Question

A hydrocarbon is `7.7%` hydrogen by mass. What is `(i)` its `"empirical formula"`, and `(ii)` what is its `"molecular formula"` if its molecular mass is `26.0*g*mol^-1`?

Answer 1

We gots acetylene `HC-=CH`....

Explanation:

For all these problems it is useful to assume that we gots `100*g` of compound.

And so we interrogate the molar quantities of each element....

`"Moles of carbon"-=(92.3*g*C)/(12.011*g*mol^-1)=7.68*mol`.

How did I know that there were `92.3*g` of carbon? It doesn't mention this quantity in the boundary conditions.

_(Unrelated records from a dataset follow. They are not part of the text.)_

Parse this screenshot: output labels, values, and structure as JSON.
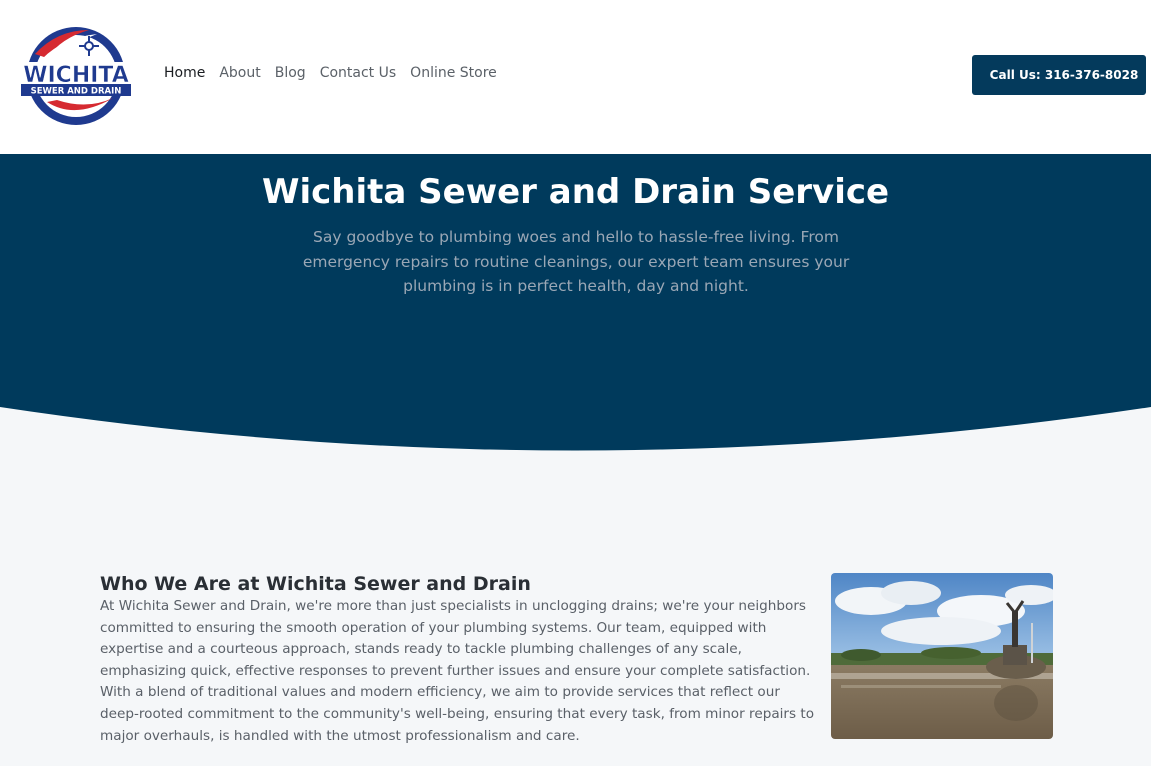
{
  "header": {
    "logo": {
      "line1": "WICHITA",
      "line2": "SEWER AND DRAIN",
      "colors": {
        "blue": "#1f3a8f",
        "red": "#d62a31"
      }
    },
    "nav": [
      {
        "label": "Home",
        "active": true
      },
      {
        "label": "About"
      },
      {
        "label": "Blog"
      },
      {
        "label": "Contact Us"
      },
      {
        "label": "Online Store"
      }
    ],
    "cta_label": "Call Us: 316-376-8028"
  },
  "hero": {
    "title": "Wichita Sewer and Drain Service",
    "subtitle": "Say goodbye to plumbing woes and hello to hassle-free living. From emergency repairs to routine cleanings, our expert team ensures your plumbing is in perfect health, day and night.",
    "background_color": "#003a5c"
  },
  "about": {
    "title": "Who We Are at Wichita Sewer and Drain",
    "body": "At Wichita Sewer and Drain, we're more than just specialists in unclogging drains; we're your neighbors committed to ensuring the smooth operation of your plumbing systems. Our team, equipped with expertise and a courteous approach, stands ready to tackle plumbing challenges of any scale, emphasizing quick, effective responses to prevent further issues and ensure your complete satisfaction. With a blend of traditional values and modern efficiency, we aim to provide services that reflect our deep-rooted commitment to the community's well-being, ensuring that every task, from minor repairs to major overhauls, is handled with the utmost professionalism and care."
  }
}
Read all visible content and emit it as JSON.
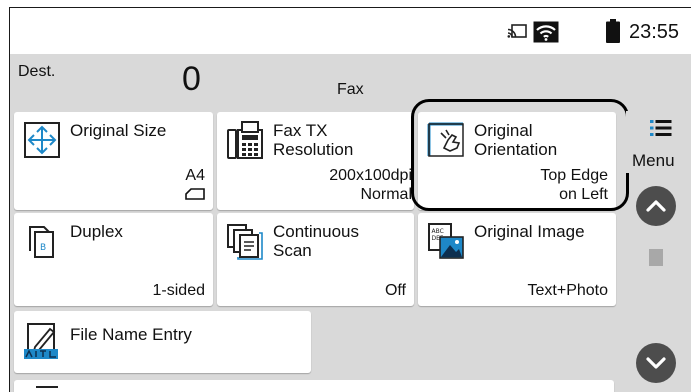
{
  "status": {
    "time": "23:55"
  },
  "destination": {
    "label": "Dest.",
    "count": "0",
    "type": "Fax"
  },
  "tiles": {
    "original_size": {
      "title": "Original Size",
      "value": "A4"
    },
    "fax_tx_resolution": {
      "title": "Fax TX\nResolution",
      "value": "200x100dpi\nNormal"
    },
    "original_orientation": {
      "title": "Original\nOrientation",
      "value": "Top Edge\non Left"
    },
    "duplex": {
      "title": "Duplex",
      "value": "1-sided"
    },
    "continuous_scan": {
      "title": "Continuous\nScan",
      "value": "Off"
    },
    "original_image": {
      "title": "Original Image",
      "value": "Text+Photo"
    },
    "file_name_entry": {
      "title": "File Name Entry"
    }
  },
  "menu": {
    "label": "Menu"
  },
  "colors": {
    "panel_bg": "#d9d9d9",
    "tile_bg": "#ffffff",
    "scroll_button": "#4d4d4d",
    "highlight": "#000000"
  },
  "icons": {
    "cast": "cast-icon",
    "wifi": "wifi-icon",
    "battery": "battery-icon",
    "menu": "hamburger-menu-icon",
    "up": "chevron-up-icon",
    "down": "chevron-down-icon"
  }
}
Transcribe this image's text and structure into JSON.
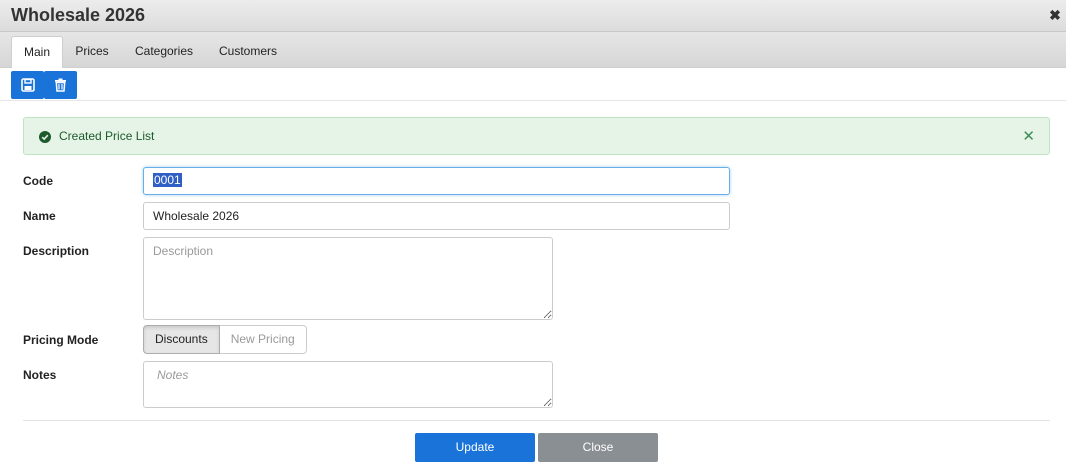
{
  "window": {
    "title": "Wholesale 2026",
    "close_glyph": "✖"
  },
  "tabs": [
    {
      "label": "Main",
      "active": true
    },
    {
      "label": "Prices",
      "active": false
    },
    {
      "label": "Categories",
      "active": false
    },
    {
      "label": "Customers",
      "active": false
    }
  ],
  "toolbar": {
    "save_icon": "save-icon",
    "delete_icon": "trash-icon",
    "accent": "#1a73d9"
  },
  "alert": {
    "text": "Created Price List",
    "close_glyph": "✕",
    "color": "#e5f4e7"
  },
  "form": {
    "code": {
      "label": "Code",
      "value": "0001"
    },
    "name": {
      "label": "Name",
      "value": "Wholesale 2026"
    },
    "description": {
      "label": "Description",
      "placeholder": "Description",
      "value": ""
    },
    "pricing_mode": {
      "label": "Pricing Mode",
      "options": [
        "Discounts",
        "New Pricing"
      ],
      "selected": "Discounts"
    },
    "notes": {
      "label": "Notes",
      "placeholder": "Notes",
      "value": ""
    }
  },
  "footer": {
    "update_label": "Update",
    "close_label": "Close",
    "update_color": "#1a73d9",
    "close_color": "#8a8f94"
  }
}
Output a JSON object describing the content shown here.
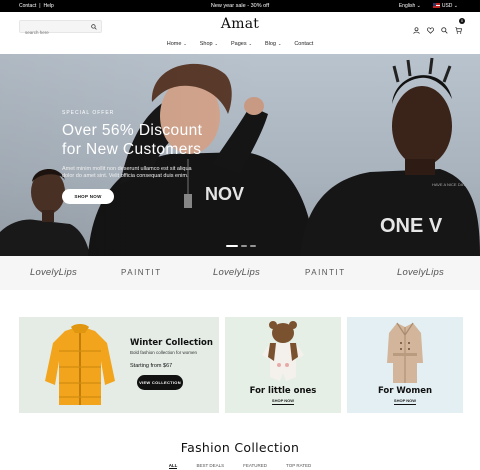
{
  "topbar": {
    "links": [
      "Contact",
      "Help"
    ],
    "announcement": "New year sale - 30% off",
    "language": "English",
    "currency": "USD"
  },
  "header": {
    "search_placeholder": "search here",
    "logo": "Amat",
    "cart_count": "0",
    "nav": [
      {
        "label": "Home"
      },
      {
        "label": "Shop"
      },
      {
        "label": "Pages"
      },
      {
        "label": "Blog"
      },
      {
        "label": "Contact"
      }
    ]
  },
  "hero": {
    "eyebrow": "SPECIAL OFFER",
    "title_line1": "Over 56% Discount",
    "title_line2": "for New Customers",
    "description": "Amet minim mollit non deserunt ullamco est sit aliqua dolor do amet sint. Velit officia consequat duis enim.",
    "button": "SHOP NOW",
    "slides": 3,
    "active_slide": 1
  },
  "brands": [
    "LovelyLips",
    "PAINTIT",
    "LovelyLips",
    "PAINTIT",
    "LovelyLips"
  ],
  "collections": {
    "winter": {
      "title": "Winter Collection",
      "subtitle": "Bold fashion collection for women",
      "price": "Starting from $67",
      "button": "VIEW COLLECTION"
    },
    "little": {
      "title": "For little ones",
      "link": "SHOP NOW"
    },
    "women": {
      "title": "For Women",
      "link": "SHOP NOW"
    }
  },
  "fashion": {
    "title": "Fashion Collection",
    "tabs": [
      "ALL",
      "BEST DEALS",
      "FEATURED",
      "TOP RATED"
    ]
  },
  "colors": {
    "topbar": "#000000",
    "card_green": "#e4ece5",
    "card_blue": "#e3eff3",
    "jacket": "#f2a51c"
  }
}
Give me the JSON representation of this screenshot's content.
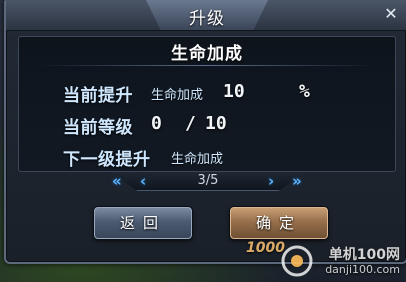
{
  "dialog": {
    "title": "升级",
    "close_icon": "close-icon"
  },
  "panel": {
    "title": "生命加成",
    "current_boost_label": "当前提升",
    "current_boost_stat": "生命加成",
    "current_boost_value": "10",
    "current_boost_unit": "%",
    "current_level_label": "当前等级",
    "current_level_value": "0",
    "level_separator": "/",
    "max_level_value": "10",
    "next_boost_label": "下一级提升",
    "next_boost_stat": "生命加成"
  },
  "pager": {
    "first_icon": "double-chevron-left-icon",
    "first_glyph": "«",
    "prev_icon": "chevron-left-icon",
    "prev_glyph": "‹",
    "page_text": "3/5",
    "next_icon": "chevron-right-icon",
    "next_glyph": "›",
    "last_icon": "double-chevron-right-icon",
    "last_glyph": "»"
  },
  "buttons": {
    "back_label": "返回",
    "confirm_label": "确定"
  },
  "watermark": {
    "logo_number": "1000",
    "brand": "单机100网",
    "url": "danji100.com"
  },
  "colors": {
    "label_blue": "#cfe8ff",
    "arrow_blue": "#5fb4ff",
    "confirm_gold": "#97704c",
    "back_steel": "#4c5b72"
  }
}
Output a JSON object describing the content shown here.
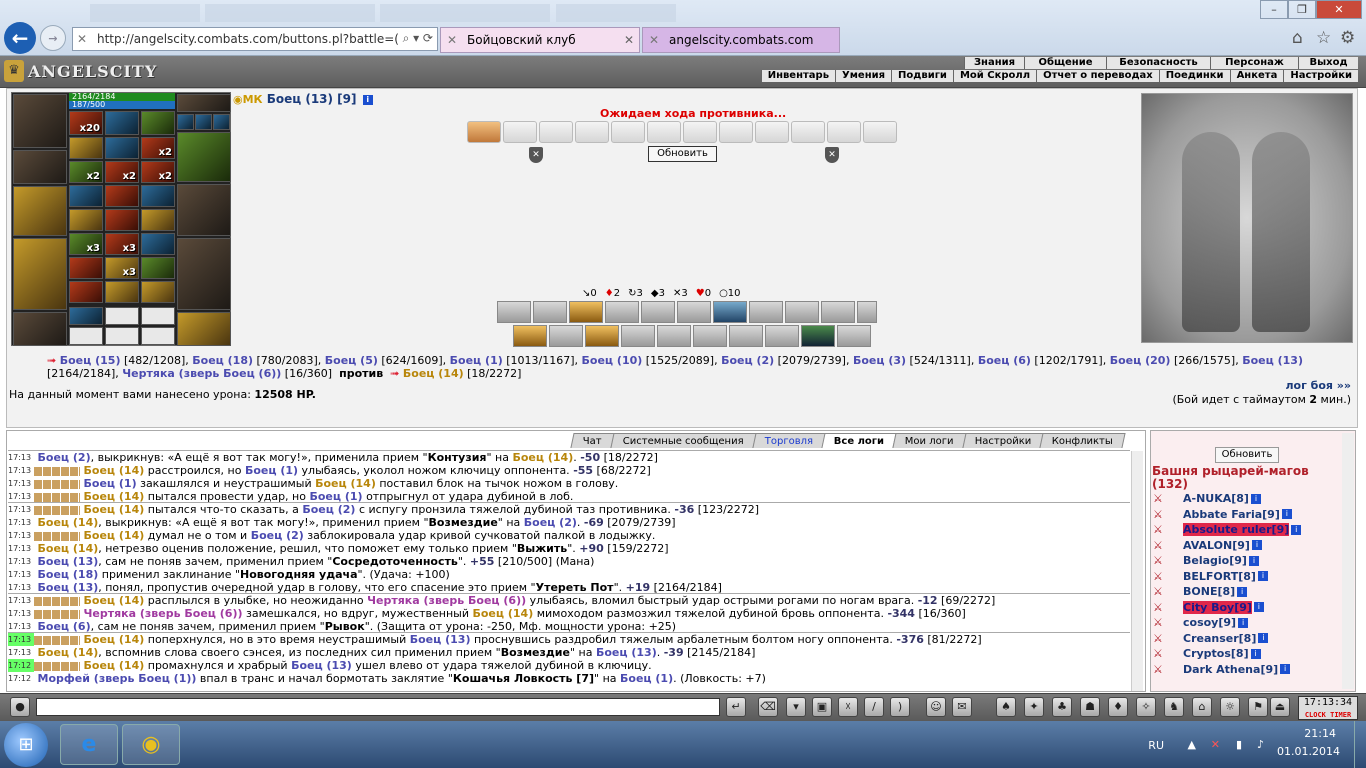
{
  "browser": {
    "url": "http://angelscity.combats.com/buttons.pl?battle=(",
    "tabs": [
      {
        "label": "Бойцовский клуб"
      },
      {
        "label": "angelscity.combats.com"
      }
    ]
  },
  "game": {
    "logo": "ANGELSCITY",
    "menu_top": [
      "Знания",
      "Общение",
      "Безопасность",
      "Персонаж",
      "Выход"
    ],
    "menu_bottom": [
      "Инвентарь",
      "Умения",
      "Подвиги",
      "Мой Скролл",
      "Отчет о переводах",
      "Поединки",
      "Анкета",
      "Настройки"
    ],
    "hp": "2164/2184",
    "mp": "187/500",
    "char_name": "Боец (13) [9]",
    "waiting_text": "Ожидаем хода противника...",
    "refresh_label": "Обновить",
    "stats": [
      "0",
      "2",
      "3",
      "3",
      "3",
      "0",
      "10"
    ],
    "counts": [
      "x20",
      "x2",
      "x2",
      "x2",
      "x2",
      "x3",
      "x3",
      "x3"
    ],
    "vs": {
      "team1": [
        {
          "name": "Боец (15)",
          "hp": "[482/1208]"
        },
        {
          "name": "Боец (18)",
          "hp": "[780/2083]"
        },
        {
          "name": "Боец (5)",
          "hp": "[624/1609]"
        },
        {
          "name": "Боец (1)",
          "hp": "[1013/1167]"
        },
        {
          "name": "Боец (10)",
          "hp": "[1525/2089]"
        },
        {
          "name": "Боец (2)",
          "hp": "[2079/2739]"
        },
        {
          "name": "Боец (3)",
          "hp": "[524/1311]"
        },
        {
          "name": "Боец (6)",
          "hp": "[1202/1791]"
        },
        {
          "name": "Боец (20)",
          "hp": "[266/1575]"
        },
        {
          "name": "Боец (13)",
          "hp": "[2164/2184]"
        },
        {
          "name": "Чертяка (зверь Боец (6))",
          "hp": "[16/360]"
        }
      ],
      "versus_label": "против",
      "team2": [
        {
          "name": "Боец (14)",
          "hp": "[18/2272]"
        }
      ]
    },
    "damage_prefix": "На данный момент вами нанесено урона: ",
    "damage_value": "12508 HP.",
    "log_link": "лог боя »»",
    "timeout_prefix": "(Бой идет с таймаутом ",
    "timeout_value": "2",
    "timeout_suffix": " мин.)"
  },
  "chat": {
    "tabs": [
      "Чат",
      "Системные сообщения",
      "Торговля",
      "Все логи",
      "Мои логи",
      "Настройки",
      "Конфликты"
    ],
    "active_tab": "Все логи",
    "lines": [
      {
        "t": "17:13",
        "sq": false,
        "html": "<span class='nm2'>Боец (2)</span>, выкрикнув: «А ещё я вот так могу!», применила прием \"<b>Контузия</b>\" на <span class='me2'>Боец (14)</span>. <span class='neg'>-50</span> [18/2272]"
      },
      {
        "t": "17:13",
        "sq": true,
        "html": "<span class='me2'>Боец (14)</span> расстроился, но <span class='nm2'>Боец (1)</span> улыбаясь, уколол ножом ключицу оппонента. <span class='neg'>-55</span> [68/2272]"
      },
      {
        "t": "17:13",
        "sq": true,
        "html": "<span class='nm2'>Боец (1)</span> закашлялся и неустрашимый <span class='me2'>Боец (14)</span> поставил блок на тычок ножом в голову."
      },
      {
        "t": "17:13",
        "sq": true,
        "html": "<span class='me2'>Боец (14)</span> пытался провести удар, но <span class='nm2'>Боец (1)</span> отпрыгнул от удара дубиной в лоб.",
        "sep": true
      },
      {
        "t": "17:13",
        "sq": true,
        "html": "<span class='me2'>Боец (14)</span> пытался что-то сказать, а <span class='nm2'>Боец (2)</span> с испугу пронзила тяжелой дубиной таз противника. <span class='neg'>-36</span> [123/2272]"
      },
      {
        "t": "17:13",
        "sq": false,
        "html": "<span class='me2'>Боец (14)</span>, выкрикнув: «А ещё я вот так могу!», применил прием \"<b>Возмездие</b>\" на <span class='nm2'>Боец (2)</span>. <span class='neg'>-69</span> [2079/2739]"
      },
      {
        "t": "17:13",
        "sq": true,
        "html": "<span class='me2'>Боец (14)</span> думал не о том и <span class='nm2'>Боец (2)</span> заблокировала удар кривой сучковатой палкой в лодыжку."
      },
      {
        "t": "17:13",
        "sq": false,
        "html": "<span class='me2'>Боец (14)</span>, нетрезво оценив положение, решил, что поможет ему только прием \"<b>Выжить</b>\". <span class='neg'>+90</span> [159/2272]"
      },
      {
        "t": "17:13",
        "sq": false,
        "html": "<span class='nm2'>Боец (13)</span>, сам не поняв зачем, применил прием \"<b>Сосредоточенность</b>\". <span class='neg'>+55</span> [210/500] (Мана)"
      },
      {
        "t": "17:13",
        "sq": false,
        "html": "<span class='nm2'>Боец (18)</span> применил заклинание \"<b>Новогодняя удача</b>\". (Удача: +100)"
      },
      {
        "t": "17:13",
        "sq": false,
        "html": "<span class='nm2'>Боец (13)</span>, понял, пропустив очередной удар в голову, что его спасение это прием \"<b>Утереть Пот</b>\". <span class='neg'>+19</span> [2164/2184]",
        "sep": true
      },
      {
        "t": "17:13",
        "sq": true,
        "html": "<span class='me2'>Боец (14)</span> расплылся в улыбке, но неожиданно <span class='pet'>Чертяка (зверь Боец (6))</span> улыбаясь, вломил быстрый удар острыми рогами по ногам врага. <span class='neg'>-12</span> [69/2272]"
      },
      {
        "t": "17:13",
        "sq": true,
        "html": "<span class='pet'>Чертяка (зверь Боец (6))</span> замешкался, но вдруг, мужественный <span class='me2'>Боец (14)</span> мимоходом размозжил тяжелой дубиной бровь оппонента. <span class='neg'>-344</span> [16/360]"
      },
      {
        "t": "17:13",
        "sq": false,
        "html": "<span class='nm2'>Боец (6)</span>, сам не поняв зачем, применил прием \"<b>Рывок</b>\". (Защита от урона: -250, Мф. мощности урона: +25)",
        "sep": true
      },
      {
        "t": "17:13",
        "sq": true,
        "g": true,
        "html": "<span class='me2'>Боец (14)</span> поперхнулся, но в это время неустрашимый <span class='nm2'>Боец (13)</span> проснувшись раздробил тяжелым арбалетным болтом ногу оппонента. <span class='neg'>-376</span> [81/2272]"
      },
      {
        "t": "17:13",
        "sq": false,
        "html": "<span class='me2'>Боец (14)</span>, вспомнив слова своего сэнсея, из последних сил применил прием \"<b>Возмездие</b>\" на <span class='nm2'>Боец (13)</span>. <span class='neg'>-39</span> [2145/2184]"
      },
      {
        "t": "17:12",
        "sq": true,
        "g": true,
        "html": "<span class='me2'>Боец (14)</span> промахнулся и храбрый <span class='nm2'>Боец (13)</span> ушел влево от удара тяжелой дубиной в ключицу."
      },
      {
        "t": "17:12",
        "sq": false,
        "html": "<span class='nm2'>Морфей (зверь Боец (1))</span> впал в транс и начал бормотать заклятие \"<b>Кошачья Ловкость [7]</b>\" на <span class='nm2'>Боец (1)</span>. (Ловкость: +7)"
      }
    ]
  },
  "who": {
    "refresh_label": "Обновить",
    "title": "Башня рыцарей-магов (132)",
    "users": [
      {
        "name": "A-NUKA[8]",
        "hl": false
      },
      {
        "name": "Abbate Faria[9]",
        "hl": false
      },
      {
        "name": "Absolute ruler[9]",
        "hl": true
      },
      {
        "name": "AVALON[9]",
        "hl": false
      },
      {
        "name": "Belagio[9]",
        "hl": false
      },
      {
        "name": "BELFORT[8]",
        "hl": false
      },
      {
        "name": "BONE[8]",
        "hl": false
      },
      {
        "name": "City Boy[9]",
        "hl": true
      },
      {
        "name": "cosoy[9]",
        "hl": false
      },
      {
        "name": "Creanser[8]",
        "hl": false
      },
      {
        "name": "Cryptos[8]",
        "hl": false
      },
      {
        "name": "Dark Athena[9]",
        "hl": false
      }
    ]
  },
  "clock": {
    "time": "17:13:34",
    "labels": [
      "CLOCK",
      "TIMER"
    ]
  },
  "taskbar": {
    "lang": "RU",
    "time": "21:14",
    "date": "01.01.2014"
  }
}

Am I having you on?

`"Moles of hydrogen"-=(7.7*g*H)/(1.00794*g*mol^-1)=7.64*mol`.

Now, clearly, the `"empirical formula"`, the simplest whole number ratio defining constituent atoms in a species is `CH`. The molecular formula is a whole number multiple of the empirical formula, and we were give a molecular mass of `26.0*g*mol^-1`..

And so `"molecular mass"-={"empirical formula"}_n`

We solve for `n-=(26*g*mol^-1)/{12.011*g*mol^-1+1.00794*g*mol^-1}`

Clearly `n=2`, and we gots acetylene, `HC-=CH`...

Normally we would not be quoted combustion analysis for a gas....